PHOENIX — Most people go through daily life never thinking about the unthinkable.
But on Oct. 1, 2017, the unthinkable became reality for Jovana and Frank Calzadillas.
“I never thought it was going to be me,” said Jovana Calzadillas, who survived a gunshot to her head during the Route 91 Harvest Festival shooting in Las Vegas.
“Like they say, you never think it's going to be you,” said Calzadillas’ husband, Frank. “You know, it never crosses your mind. When you finally realize what's going on, that's when it [the shooting] started and it's already too late.”
A gunman on the 32nd floor of the Mandalay Bay Hotel had opened fire on a crowd 400 feet below that was attending a music festival. That night 60 people died and 867 people were injured, including Calzadillas.
During the shooting, Frank watched as Jovana tried to stand up and fall back down. At that moment, the off-duty Salt River Police officer knew his wife was hit. He picked her up and ran.
“The one thing that bothers me a lot was feeling dirt hit the back of my legs because that's what I remember a lot,” Frank said, remembering how it seemed the shooter was aiming just at him as he ran with his wife.
At the hospital, doctors told Frank that Jovana’s wounds weren't survivable.
But somehow, miraculously, she hung on. Part of the credit goes to her doctors, part of it to the unwavering faith of her family, and part of it to a man that she had never met until Friday.

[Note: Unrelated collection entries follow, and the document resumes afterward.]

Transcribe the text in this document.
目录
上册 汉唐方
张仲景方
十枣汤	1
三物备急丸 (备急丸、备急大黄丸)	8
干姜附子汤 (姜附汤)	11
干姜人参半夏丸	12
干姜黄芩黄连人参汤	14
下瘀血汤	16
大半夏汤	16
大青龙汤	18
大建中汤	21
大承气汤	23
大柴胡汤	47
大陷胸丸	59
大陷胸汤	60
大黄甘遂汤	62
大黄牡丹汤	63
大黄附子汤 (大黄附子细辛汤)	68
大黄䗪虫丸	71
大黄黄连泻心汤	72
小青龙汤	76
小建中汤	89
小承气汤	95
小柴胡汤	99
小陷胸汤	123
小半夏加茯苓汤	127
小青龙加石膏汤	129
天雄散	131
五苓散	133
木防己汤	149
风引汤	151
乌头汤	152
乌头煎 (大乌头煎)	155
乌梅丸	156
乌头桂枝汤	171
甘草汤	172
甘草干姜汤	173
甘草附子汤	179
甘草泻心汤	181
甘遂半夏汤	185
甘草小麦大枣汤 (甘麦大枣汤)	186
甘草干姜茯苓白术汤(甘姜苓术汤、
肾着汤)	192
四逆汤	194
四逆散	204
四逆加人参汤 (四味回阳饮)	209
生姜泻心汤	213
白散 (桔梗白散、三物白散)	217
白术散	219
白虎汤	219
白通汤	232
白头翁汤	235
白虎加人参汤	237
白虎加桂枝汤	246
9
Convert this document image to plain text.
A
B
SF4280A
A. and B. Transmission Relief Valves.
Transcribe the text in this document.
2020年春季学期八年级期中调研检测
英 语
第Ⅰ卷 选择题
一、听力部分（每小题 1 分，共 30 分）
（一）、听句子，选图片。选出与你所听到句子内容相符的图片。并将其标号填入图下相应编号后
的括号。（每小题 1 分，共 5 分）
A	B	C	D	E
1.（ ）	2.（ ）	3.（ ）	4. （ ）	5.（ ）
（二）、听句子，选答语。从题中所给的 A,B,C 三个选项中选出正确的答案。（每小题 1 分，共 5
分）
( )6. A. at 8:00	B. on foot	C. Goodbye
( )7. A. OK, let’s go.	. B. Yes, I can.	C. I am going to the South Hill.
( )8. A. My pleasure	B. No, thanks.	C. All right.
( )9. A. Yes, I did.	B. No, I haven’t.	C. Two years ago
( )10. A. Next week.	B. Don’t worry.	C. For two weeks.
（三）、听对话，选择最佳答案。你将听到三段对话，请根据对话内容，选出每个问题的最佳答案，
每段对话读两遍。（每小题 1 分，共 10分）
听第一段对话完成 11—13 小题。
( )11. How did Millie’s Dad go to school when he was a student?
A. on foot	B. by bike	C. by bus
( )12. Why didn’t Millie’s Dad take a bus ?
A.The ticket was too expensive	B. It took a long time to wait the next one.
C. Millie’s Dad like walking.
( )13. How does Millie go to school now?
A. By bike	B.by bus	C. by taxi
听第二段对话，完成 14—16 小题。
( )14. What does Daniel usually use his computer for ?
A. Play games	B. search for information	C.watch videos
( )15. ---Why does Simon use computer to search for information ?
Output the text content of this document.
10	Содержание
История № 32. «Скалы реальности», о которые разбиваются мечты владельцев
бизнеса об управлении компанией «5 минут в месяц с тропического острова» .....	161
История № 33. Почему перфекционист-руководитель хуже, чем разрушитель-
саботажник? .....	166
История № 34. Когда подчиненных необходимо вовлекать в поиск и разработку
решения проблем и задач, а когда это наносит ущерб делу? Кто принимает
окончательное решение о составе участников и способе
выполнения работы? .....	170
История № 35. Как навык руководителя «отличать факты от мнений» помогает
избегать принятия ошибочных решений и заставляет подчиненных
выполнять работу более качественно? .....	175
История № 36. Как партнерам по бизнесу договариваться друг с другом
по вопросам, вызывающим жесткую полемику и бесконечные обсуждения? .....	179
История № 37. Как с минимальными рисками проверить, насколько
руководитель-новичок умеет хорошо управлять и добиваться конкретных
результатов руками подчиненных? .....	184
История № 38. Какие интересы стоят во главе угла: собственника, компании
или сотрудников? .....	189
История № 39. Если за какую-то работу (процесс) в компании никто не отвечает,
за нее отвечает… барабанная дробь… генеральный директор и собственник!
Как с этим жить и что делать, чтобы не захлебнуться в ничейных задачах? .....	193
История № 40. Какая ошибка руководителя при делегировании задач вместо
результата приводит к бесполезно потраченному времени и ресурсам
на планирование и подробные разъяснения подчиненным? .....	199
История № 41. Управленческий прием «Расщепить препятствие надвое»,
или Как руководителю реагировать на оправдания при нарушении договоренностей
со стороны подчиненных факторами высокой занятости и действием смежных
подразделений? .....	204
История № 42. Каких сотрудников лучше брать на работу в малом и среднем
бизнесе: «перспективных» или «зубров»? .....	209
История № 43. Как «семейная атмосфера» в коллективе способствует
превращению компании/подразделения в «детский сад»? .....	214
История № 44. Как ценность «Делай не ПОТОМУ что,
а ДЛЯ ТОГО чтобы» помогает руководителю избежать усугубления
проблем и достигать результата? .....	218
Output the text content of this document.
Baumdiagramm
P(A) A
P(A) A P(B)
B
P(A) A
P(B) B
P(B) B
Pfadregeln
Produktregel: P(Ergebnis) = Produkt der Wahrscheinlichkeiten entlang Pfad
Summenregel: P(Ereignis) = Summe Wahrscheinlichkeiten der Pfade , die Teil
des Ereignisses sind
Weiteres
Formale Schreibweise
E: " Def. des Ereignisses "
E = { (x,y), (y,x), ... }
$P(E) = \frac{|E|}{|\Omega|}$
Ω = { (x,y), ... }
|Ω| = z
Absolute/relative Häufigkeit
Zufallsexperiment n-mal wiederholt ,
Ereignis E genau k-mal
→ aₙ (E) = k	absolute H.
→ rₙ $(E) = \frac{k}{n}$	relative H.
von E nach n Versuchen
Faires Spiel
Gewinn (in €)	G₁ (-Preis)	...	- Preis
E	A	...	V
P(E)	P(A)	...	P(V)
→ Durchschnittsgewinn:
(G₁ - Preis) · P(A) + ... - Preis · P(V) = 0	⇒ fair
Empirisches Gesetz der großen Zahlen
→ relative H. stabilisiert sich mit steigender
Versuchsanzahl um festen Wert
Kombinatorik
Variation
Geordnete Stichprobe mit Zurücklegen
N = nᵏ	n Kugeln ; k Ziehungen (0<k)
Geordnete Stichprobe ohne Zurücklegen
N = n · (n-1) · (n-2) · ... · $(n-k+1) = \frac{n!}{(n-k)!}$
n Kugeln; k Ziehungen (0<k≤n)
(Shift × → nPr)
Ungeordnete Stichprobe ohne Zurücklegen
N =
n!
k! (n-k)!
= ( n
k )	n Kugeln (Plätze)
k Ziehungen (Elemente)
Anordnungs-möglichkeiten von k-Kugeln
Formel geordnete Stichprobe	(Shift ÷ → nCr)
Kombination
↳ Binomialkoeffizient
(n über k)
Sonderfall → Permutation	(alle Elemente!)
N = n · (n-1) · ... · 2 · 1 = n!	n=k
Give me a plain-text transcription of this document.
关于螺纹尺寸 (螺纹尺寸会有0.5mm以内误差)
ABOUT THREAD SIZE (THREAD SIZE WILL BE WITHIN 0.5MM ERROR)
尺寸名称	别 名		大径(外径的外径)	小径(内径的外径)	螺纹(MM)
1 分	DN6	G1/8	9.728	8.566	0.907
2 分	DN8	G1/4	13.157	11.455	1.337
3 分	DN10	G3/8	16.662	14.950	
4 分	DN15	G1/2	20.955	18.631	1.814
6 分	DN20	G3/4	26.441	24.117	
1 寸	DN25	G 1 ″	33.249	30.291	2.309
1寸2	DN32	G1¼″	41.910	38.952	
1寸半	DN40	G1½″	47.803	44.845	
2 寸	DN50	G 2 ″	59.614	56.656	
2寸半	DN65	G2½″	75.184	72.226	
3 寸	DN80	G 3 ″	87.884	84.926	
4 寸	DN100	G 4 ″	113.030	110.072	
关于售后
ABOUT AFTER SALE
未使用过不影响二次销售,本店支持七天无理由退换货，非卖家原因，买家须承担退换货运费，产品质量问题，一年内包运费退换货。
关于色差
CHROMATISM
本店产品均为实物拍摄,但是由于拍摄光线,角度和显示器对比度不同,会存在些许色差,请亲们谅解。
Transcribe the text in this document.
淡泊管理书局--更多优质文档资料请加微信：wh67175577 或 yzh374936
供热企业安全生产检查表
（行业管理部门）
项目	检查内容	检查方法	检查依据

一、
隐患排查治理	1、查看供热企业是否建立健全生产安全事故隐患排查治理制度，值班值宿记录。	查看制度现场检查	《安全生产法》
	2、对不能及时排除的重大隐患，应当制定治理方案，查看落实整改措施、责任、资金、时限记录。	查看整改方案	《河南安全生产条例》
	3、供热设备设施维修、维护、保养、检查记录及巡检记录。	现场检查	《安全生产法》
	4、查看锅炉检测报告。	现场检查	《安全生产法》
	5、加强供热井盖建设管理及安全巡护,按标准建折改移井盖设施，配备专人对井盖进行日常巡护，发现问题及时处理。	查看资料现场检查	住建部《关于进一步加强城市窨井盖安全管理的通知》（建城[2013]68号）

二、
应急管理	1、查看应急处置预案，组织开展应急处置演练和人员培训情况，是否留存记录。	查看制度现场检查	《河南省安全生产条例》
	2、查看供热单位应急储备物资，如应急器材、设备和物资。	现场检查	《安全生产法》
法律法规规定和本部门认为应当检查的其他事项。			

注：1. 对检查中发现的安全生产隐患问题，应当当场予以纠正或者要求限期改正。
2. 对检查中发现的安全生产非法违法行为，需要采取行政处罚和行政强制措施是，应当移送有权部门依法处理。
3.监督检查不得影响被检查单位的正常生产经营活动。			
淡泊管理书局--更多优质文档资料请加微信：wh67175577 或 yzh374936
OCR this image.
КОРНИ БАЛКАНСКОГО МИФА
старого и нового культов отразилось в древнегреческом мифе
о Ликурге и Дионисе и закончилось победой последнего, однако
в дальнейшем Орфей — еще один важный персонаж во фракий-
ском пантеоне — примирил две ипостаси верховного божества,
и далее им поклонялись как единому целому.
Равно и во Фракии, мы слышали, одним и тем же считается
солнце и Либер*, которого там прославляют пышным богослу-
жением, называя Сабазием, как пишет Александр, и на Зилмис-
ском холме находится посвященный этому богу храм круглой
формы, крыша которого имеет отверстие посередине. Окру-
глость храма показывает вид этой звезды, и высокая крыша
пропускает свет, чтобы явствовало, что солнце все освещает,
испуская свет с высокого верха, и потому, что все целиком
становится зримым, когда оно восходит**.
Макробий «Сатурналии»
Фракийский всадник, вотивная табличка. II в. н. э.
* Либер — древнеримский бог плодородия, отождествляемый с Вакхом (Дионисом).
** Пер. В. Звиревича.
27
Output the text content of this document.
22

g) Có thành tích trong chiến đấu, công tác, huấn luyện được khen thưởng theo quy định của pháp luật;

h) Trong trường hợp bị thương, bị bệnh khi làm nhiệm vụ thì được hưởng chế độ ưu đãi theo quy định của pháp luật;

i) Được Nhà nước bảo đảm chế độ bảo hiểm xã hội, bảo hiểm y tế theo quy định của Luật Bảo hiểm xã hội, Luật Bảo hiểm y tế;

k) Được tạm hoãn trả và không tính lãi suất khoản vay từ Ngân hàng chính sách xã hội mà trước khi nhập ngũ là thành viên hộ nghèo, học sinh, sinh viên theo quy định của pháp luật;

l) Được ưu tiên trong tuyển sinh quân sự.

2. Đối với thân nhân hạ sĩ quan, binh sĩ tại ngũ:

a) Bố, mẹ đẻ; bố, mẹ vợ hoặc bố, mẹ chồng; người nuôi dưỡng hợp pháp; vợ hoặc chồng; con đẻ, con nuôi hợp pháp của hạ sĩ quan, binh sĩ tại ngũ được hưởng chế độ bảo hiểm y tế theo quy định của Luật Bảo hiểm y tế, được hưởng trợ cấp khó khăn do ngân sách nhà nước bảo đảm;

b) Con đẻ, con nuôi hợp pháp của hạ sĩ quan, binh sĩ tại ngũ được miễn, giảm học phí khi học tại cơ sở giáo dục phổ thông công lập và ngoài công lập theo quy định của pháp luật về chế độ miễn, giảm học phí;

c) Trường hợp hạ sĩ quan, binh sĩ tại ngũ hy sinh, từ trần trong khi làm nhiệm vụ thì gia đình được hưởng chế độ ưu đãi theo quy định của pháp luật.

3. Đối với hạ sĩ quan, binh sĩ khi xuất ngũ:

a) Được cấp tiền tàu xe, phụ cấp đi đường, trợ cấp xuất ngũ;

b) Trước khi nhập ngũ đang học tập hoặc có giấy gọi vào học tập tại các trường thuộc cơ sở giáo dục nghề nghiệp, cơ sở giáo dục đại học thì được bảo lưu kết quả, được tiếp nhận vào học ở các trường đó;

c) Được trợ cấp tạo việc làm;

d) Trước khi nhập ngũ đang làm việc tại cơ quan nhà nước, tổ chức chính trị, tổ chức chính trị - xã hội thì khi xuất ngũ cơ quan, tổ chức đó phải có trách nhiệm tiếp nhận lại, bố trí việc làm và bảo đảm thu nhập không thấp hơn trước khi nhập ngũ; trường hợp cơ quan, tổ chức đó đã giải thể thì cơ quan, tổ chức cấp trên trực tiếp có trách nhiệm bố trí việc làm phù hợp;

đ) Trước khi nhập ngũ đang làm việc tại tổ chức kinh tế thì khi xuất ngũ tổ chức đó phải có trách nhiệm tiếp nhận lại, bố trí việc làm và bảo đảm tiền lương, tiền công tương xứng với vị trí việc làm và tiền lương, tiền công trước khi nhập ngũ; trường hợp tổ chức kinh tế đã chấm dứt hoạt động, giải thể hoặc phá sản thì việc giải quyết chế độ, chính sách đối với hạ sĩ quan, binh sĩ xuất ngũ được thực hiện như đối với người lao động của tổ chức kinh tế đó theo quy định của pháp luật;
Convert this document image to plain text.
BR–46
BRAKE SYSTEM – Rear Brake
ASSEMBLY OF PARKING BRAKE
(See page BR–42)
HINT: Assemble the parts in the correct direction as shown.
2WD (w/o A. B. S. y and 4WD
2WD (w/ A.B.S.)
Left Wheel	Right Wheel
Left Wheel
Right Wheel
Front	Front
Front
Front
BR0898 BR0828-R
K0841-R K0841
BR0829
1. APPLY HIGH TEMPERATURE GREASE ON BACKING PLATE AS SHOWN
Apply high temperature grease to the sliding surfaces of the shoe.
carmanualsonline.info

Thad Bodker made the trip from Henderson, Nevada to downtown Phoenix Friday morning to meet the life that his blood donation helped save.
Bodker is a regular donor to Vitalant, a major supplier of blood to hospitals. At the end of a Donor Appreciation event held Friday morning at the Downtown Sheraton, Thad surprised Frank and Jovana on stage.
“I'm so glad- these people, they're great people,” Thad said of the Calzadillases.
For the Calzadillas family, a long road still lies ahead. Although the shooting changed everything for Jovana, her incredible spirit and will to live have never wavered.
“Like, 10 years from now, I'm going to be walking like normal and talking like normal,” Jovana said.